8. Close your eyes / Open your eyes – I received advice to not open my eyes in the machine, however, as the test got started keeping them closed freaked me out. I HAD to look around and check it out. What I was picturing in my head was way worse than it actually looked. Inspecting every inch of the inside of the MRI machine helped keep me busy. Do whatever works for you.
9. Keep your mind busy – Other advice I was given was to come up with repetitious mind games to keep myself busy. Picture a happy place, run yourself through a memory, dream of a great experience or tell yourself knock-knock jokes. I’ve had friends pray their way through a rosary or count things, like how many states you’ve visited. One friend told me he listed items related to his work alphabetically. Personally, I organized my favorite list in my head – my massive to do list.
10. Relax – You have to have the MRI test, otherwise you wouldn’t be in the machine. It’s not a harmful test. It’s just uncomfortable and long.

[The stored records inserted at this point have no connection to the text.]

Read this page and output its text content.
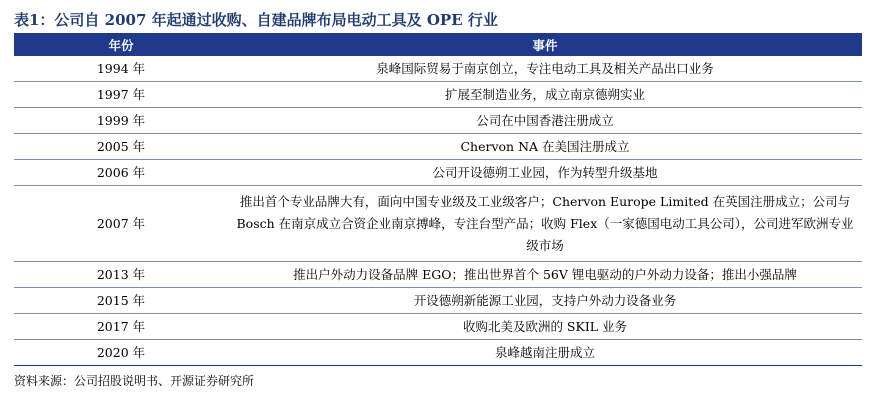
表1：公司自 2007 年起通过收购、自建品牌布局电动工具及 OPE 行业
年份	事件
1994 年	泉峰国际贸易于南京创立，专注电动工具及相关产品出口业务
1997 年	扩展至制造业务，成立南京德朔实业
1999 年	公司在中国香港注册成立
2005 年	Chervon NA 在美国注册成立
2006 年	公司开设德朔工业园，作为转型升级基地
2007 年	推出首个专业品牌大有，面向中国专业级及工业级客户；Chervon Europe Limited 在英国注册成立；公司与 Bosch 在南京成立合资企业南京搏峰，专注台型产品；收购 Flex（一家德国电动工具公司），公司进军欧洲专业级市场
2013 年	推出户外动力设备品牌 EGO；推出世界首个 56V 锂电驱动的户外动力设备；推出小强品牌
2015 年	开设德朔新能源工业园，支持户外动力设备业务
2017 年	收购北美及欧洲的 SKIL 业务
2020 年	泉峰越南注册成立
资料来源：公司招股说明书、开源证券研究所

I had a few moments in the MRI machine when the pain from my hip and the stress of not being able to move were seemingly unbearable, but I knew I had to finish the test. I DID NOT want to start over or lengthen it. It was simply uncomfortable and stressful. I forced myself to take a deep breath and relax. Once I accepted the situation and relaxed, the loud noises lulled my mind and I began to think I could fall asleep. Of course, that’s when the technician started talking to me to tell me we were almost done.
How was my hip? Good news, not a labral tear. It was a torn muscle near my hip joint instead. Still painful, but easier healing and recovery.
What is your experience with MRI tests? Any tips to help make it more manageable? And PLEASE, no horror stories.